Cryptocurrencies are a hot topic all over the world, especially as the prices of Bitcoin (BTC), Ethereum (ETH) and other cryptocurrencies reach higher thresholds, leading to another big year for investors. While profits look good on paper, there is often one factor that needs to be considered – taxes on cryptocurrencies.

It is not uncommon for traders to take advantage of constant volatility by buying falls, selling on trends and repeating so often. Unfortunately, every transaction is a taxable event, which makes it scary to talk about cryptocurrencies.

The coming breakdown of cryptocurrencies only fuels the need to start a conversation. This campaign is far from new, as the head of the IRS said in 2021 that the country loses trillions of dollars in unpaid taxes each year, largely due to the cryptocurrency market. For this reason, there are currently several lawsuits in the United States against Coinbase, Kraken and Poloniex that require these exchanges to share information with the IRS.

Since then, incidents like this have driven recent IRS announcements of billions of dollars in cryptocurrency seizures that may be related to tax fraud. While some of these tax evasion measures seem exaggerated, especially compared to individuals’ own miscalculations, it is worth noting that it is precisely those activities that deliberately evade taxes that may be affected by the repression imposed.

Cryptocurrency investors and the tax authorities
The tax authorities have acknowledged that more investors are currently participating in the cryptocurrency market than ever before, and this measure is part of the hype and many parts related to how much money the government has set aside for the duration of the COVID-19 pandemic. With more discretionary income in the hands of investors, the number of cryptocurrency traders in the United States has reached an all-time high and continues to grow. According to Grayscale Investments, 55% of US investors own Bitcoin.

Recognizing this, the 2021 version of IRS Form 1040 now asks recipients whether they have received, sold, traded or otherwise disposed of a financial interest through virtual currency at any time during the year. Users must then check the box “Yes” or “No” in response. The IRS also shows its strict campaign by placing this question on the form just below the taxpayer’s name and address, a place you should not miss. The wording is also clarified to indicate that only taxable events, including receipt of cryptocurrencies such as payment, airdrops, exchange of various cryptocurrencies, sale of assets and profits from mining and storage, will be classified as “yes” in updated form.

Consequences of a major dismissal
After checking “yes”, the most difficult step comes to manage cryptocurrencies, which is to find out the balance. The IRS has clarified that cryptocurrencies / virtual currencies are property. As such, users must recognize and report any taxable gain or loss, while avoiding potential audits, interest payments and infrequent penalties in exceptional circumstances. As a result, many have turned to a professional crypto accountant for advice.

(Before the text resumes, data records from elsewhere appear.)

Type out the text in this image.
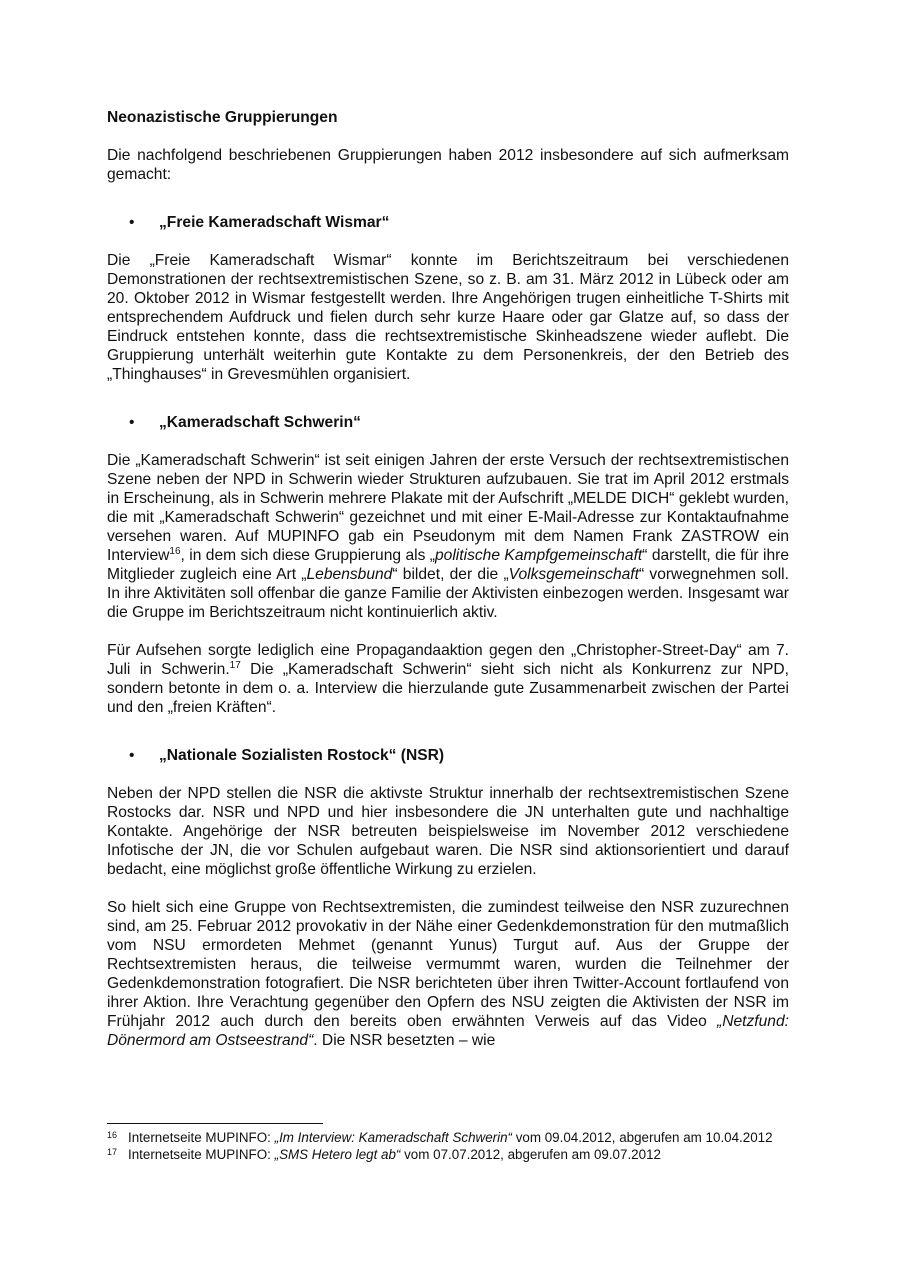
Neonazistische Gruppierungen

Die nachfolgend beschriebenen Gruppierungen haben 2012 insbesondere auf sich aufmerksam gemacht:

• „Freie Kameradschaft Wismar“

Die „Freie Kameradschaft Wismar“ konnte im Berichtszeitraum bei verschiedenen Demonstrationen der rechtsextremistischen Szene, so z. B. am 31. März 2012 in Lübeck oder am 20. Oktober 2012 in Wismar festgestellt werden. Ihre Angehörigen trugen einheitliche T-Shirts mit entsprechendem Aufdruck und fielen durch sehr kurze Haare oder gar Glatze auf, so dass der Eindruck entstehen konnte, dass die rechtsextremistische Skinheadszene wieder auflebt. Die Gruppierung unterhält weiterhin gute Kontakte zu dem Personenkreis, der den Betrieb des „Thinghauses“ in Grevesmühlen organisiert.

• „Kameradschaft Schwerin“

Die „Kameradschaft Schwerin“ ist seit einigen Jahren der erste Versuch der rechtsextremistischen Szene neben der NPD in Schwerin wieder Strukturen aufzubauen. Sie trat im April 2012 erstmals in Erscheinung, als in Schwerin mehrere Plakate mit der Aufschrift „MELDE DICH“ geklebt wurden, die mit „Kameradschaft Schwerin“ gezeichnet und mit einer E-Mail-Adresse zur Kontaktaufnahme versehen waren. Auf MUPINFO gab ein Pseudonym mit dem Namen Frank ZASTROW ein Interview$^{16}$, in dem sich diese Gruppierung als „politische Kampfgemeinschaft“ darstellt, die für ihre Mitglieder zugleich eine Art „Lebensbund“ bildet, der die „Volksgemeinschaft“ vorwegnehmen soll. In ihre Aktivitäten soll offenbar die ganze Familie der Aktivisten einbezogen werden. Insgesamt war die Gruppe im Berichtszeitraum nicht kontinuierlich aktiv.

Für Aufsehen sorgte lediglich eine Propagandaaktion gegen den „Christopher-Street-Day“ am 7. Juli in Schwerin.$^{17}$ Die „Kameradschaft Schwerin“ sieht sich nicht als Konkurrenz zur NPD, sondern betonte in dem o. a. Interview die hierzulande gute Zusammenarbeit zwischen der Partei und den „freien Kräften“.

• „Nationale Sozialisten Rostock“ (NSR)

Neben der NPD stellen die NSR die aktivste Struktur innerhalb der rechtsextremistischen Szene Rostocks dar. NSR und NPD und hier insbesondere die JN unterhalten gute und nachhaltige Kontakte. Angehörige der NSR betreuten beispielsweise im November 2012 verschiedene Infotische der JN, die vor Schulen aufgebaut waren. Die NSR sind aktionsorientiert und darauf bedacht, eine möglichst große öffentliche Wirkung zu erzielen.

So hielt sich eine Gruppe von Rechtsextremisten, die zumindest teilweise den NSR zuzurechnen sind, am 25. Februar 2012 provokativ in der Nähe einer Gedenkdemonstration für den mutmaßlich vom NSU ermordeten Mehmet (genannt Yunus) Turgut auf. Aus der Gruppe der Rechtsextremisten heraus, die teilweise vermummt waren, wurden die Teilnehmer der Gedenkdemonstration fotografiert. Die NSR berichteten über ihren Twitter-Account fortlaufend von ihrer Aktion. Ihre Verachtung gegenüber den Opfern des NSU zeigten die Aktivisten der NSR im Frühjahr 2012 auch durch den bereits oben erwähnten Verweis auf das Video „Netzfund: Dönermord am Ostseestrand“. Die NSR besetzten – wie

16 Internetseite MUPINFO: „Im Interview: Kameradschaft Schwerin“ vom 09.04.2012, abgerufen am 10.04.2012
17 Internetseite MUPINFO: „SMS Hetero legt ab“ vom 07.07.2012, abgerufen am 09.07.2012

In a traditional pre-pandemic year, 15% of employees left one of the four major accounting firms, including Ernst & Young (EY), Deloitte, KPMG and PricewaterhouseCoopers (PwC). Although there is no guarantee that these statistics will remain the same this year, many companies agree that the turnover of employees will be higher than in previous years.

This year, after another year of the pandemic, the profession as a whole has been overworked and underpaid. As a result of the ongoing economic trend called Great Retirement, an estimated 40% of accountants have left the CPA industry, which has resulted in a massive shortage of professionals. Traditionally, as with the laws of supply and demand, the lower the supply, the higher the prices, so it is less likely that the investor will get the tax help he needs.

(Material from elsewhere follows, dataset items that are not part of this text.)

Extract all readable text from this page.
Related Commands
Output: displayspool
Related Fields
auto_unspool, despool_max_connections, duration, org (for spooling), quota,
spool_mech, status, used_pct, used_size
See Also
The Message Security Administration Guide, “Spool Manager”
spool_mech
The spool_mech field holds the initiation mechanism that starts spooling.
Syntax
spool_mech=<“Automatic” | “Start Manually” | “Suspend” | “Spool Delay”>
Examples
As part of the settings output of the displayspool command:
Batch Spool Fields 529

Of course, even for those who have the means to hire a CPA, it can be difficult to find an assistant with experience in cryptocurrency taxation.

The tax authorities for cryptocurrencies
With fewer resources available, the challenge of paying taxes on cryptocurrencies does not necessarily mean that users have to navigate the complex tax landscape on their own. Instead, the release of new crypto-tax software has made it easier for users to organize their crypto data and calculate their tax liability.